In today's marketplace, where short-term speculative gains seemingly are the sole concern, the fact that STI for years has performed below peer in most respects seems unworthy of mention. Yet despite this poor performance history, the market hype of a possible M&A transaction has been enough to push the market value of STI up sharply.
As of Friday's close, the MVE for STI was up more than 30% from year ago levels. At just over a 15 P/E, a mere 1.8x book, STI must still be reckoned a bargain -- right? Because STI's intangible assets now equal 5% of the total, the valuation is a bit richer than the nominal financials suggest.
In terms of ROA and ROE, for example, STI has been at or below peer for years, even during the high-tide of the mortgage market bubble. With an ROA of 1.1% and ROE of 11% for all of 2006, STI is well into the bottom half of the peer group. But the question remains: Is STI good value at these levels? An examination of the bank's key credit performance and business metrics suggests not.
STI's loss given default or LGD was 61% for 2006 and has been well below peer for the past several years, this after peaking around 90% in 2002 (along with the rest of the large bank peers), using public bank unit data from the FDIC and calculations by the IRA Bank Monitor. Likewise, STI's gross defaults have tracked consistently below peer and came in at a mere 21bp last year, the lowest level since 2000. Look at STI as well as its peers and it becomes clear, at least to us, that 2006 probably was the trough in terms of bank charge offs.

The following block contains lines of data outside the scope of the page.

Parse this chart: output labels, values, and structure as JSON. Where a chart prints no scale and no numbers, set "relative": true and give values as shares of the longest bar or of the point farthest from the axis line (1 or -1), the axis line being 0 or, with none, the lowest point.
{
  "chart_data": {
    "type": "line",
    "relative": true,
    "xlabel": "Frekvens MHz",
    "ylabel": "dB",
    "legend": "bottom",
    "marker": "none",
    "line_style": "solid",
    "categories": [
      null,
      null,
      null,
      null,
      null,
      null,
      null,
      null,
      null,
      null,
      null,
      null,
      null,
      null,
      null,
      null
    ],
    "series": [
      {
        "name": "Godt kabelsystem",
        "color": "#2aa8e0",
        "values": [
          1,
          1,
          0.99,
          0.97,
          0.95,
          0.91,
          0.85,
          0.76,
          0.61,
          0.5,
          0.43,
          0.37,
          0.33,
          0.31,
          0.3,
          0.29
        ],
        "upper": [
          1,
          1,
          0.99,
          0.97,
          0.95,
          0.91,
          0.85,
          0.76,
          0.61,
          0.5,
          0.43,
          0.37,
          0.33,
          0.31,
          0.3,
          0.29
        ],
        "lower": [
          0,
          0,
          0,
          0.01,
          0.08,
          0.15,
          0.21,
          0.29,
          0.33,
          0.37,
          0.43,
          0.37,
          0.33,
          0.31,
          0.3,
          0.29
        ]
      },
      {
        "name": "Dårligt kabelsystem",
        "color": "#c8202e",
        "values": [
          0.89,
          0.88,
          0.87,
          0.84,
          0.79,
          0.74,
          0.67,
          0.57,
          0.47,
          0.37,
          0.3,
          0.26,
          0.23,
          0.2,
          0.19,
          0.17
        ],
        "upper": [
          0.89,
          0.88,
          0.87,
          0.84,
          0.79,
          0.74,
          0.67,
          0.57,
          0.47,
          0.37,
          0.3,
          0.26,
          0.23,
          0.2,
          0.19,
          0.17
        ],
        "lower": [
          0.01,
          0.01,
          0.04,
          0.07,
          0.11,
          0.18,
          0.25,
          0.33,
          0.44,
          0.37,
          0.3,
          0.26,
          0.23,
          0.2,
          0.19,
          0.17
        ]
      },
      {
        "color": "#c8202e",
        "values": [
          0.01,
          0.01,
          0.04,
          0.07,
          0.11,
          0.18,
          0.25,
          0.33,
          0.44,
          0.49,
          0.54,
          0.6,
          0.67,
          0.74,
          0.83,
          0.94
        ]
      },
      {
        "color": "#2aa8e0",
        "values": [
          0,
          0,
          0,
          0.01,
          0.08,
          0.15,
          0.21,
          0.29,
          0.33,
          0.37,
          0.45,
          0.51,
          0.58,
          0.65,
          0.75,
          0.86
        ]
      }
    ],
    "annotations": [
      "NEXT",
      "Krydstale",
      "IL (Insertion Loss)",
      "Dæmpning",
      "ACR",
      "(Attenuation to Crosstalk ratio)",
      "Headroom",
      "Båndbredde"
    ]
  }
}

So with STI delivering below-peer LGD and default experience, what's not to like? Well, unlike peers such as Wachovia Bank (NASDAQ:WB) and US Bancorp (NYSE:USB), STI has not managed to achieve above-peer financial returns with below-peer credit default experience. In terms of both LGD and gross defaults, the larger WB consistently outperforms STI, yet unlike WB has peer group leading ROA and ROE.
Some of STI's metrics suggest a low-risk franchise, perhaps part of the reason that the bank's overall financial results are so pedestrian. Notice, for example, that STI's Exposure at Default or EAD has consistently trailed that of the large bank peer group, at least until 2006, when the large bank peers tightened credit standards and reduced the overall amount of unused commitments. Perhaps more interesting that the tightening by STI's peers is that fact that STI has moved not at all in terms of EAD!
Looking at risk-based capital also is illustrative. The Economic Capital simulation in the IRA Bank Monitor assigns a ratio of EC to Tier One Risk Based Capital ("RBC") of just 0.63:1, with trading and investments the two largest areas of risk, suggesting that STI's asset mix could be more aggressive. Compare the EC to Tier One RBC ratio of WB at 1.5, USB at 0.67 or Wells Fargo (NYSE:WFC) at only 0.5, yet both deliver far better overall financial results than STI.
STI sports a weighted average maturity or WAM of 5 years, half a standard deviation above peer. With a gross loan yield of 630bp, which has been consistently below peer for years, the picture suggests that STI's loan operation needs serious attention if the bank is to improve its overall financial performance.
Bottom line: STI seems to evidence below-peer credit risk indicators, but above-peer business model risk. With securitization fees as a percentage of income now in single digits, this from 15% in 2002, and loan loss provisions moving back into line with defaults after peaking at a 2:1 ratio of defaults to provisions in 2004, we don't look for upside surprises in the near term.
At $90 per share, we could see how someone might argue that STI is attractive, but based on the regulatory disclosure we could also see how this particular institution could become problematic for the next several years because of chronically below peer asset returns and rising credit risk experience. If the credit market bear view of 2008 is correct, what do you suppose STI's and large bank LGD will look like next year?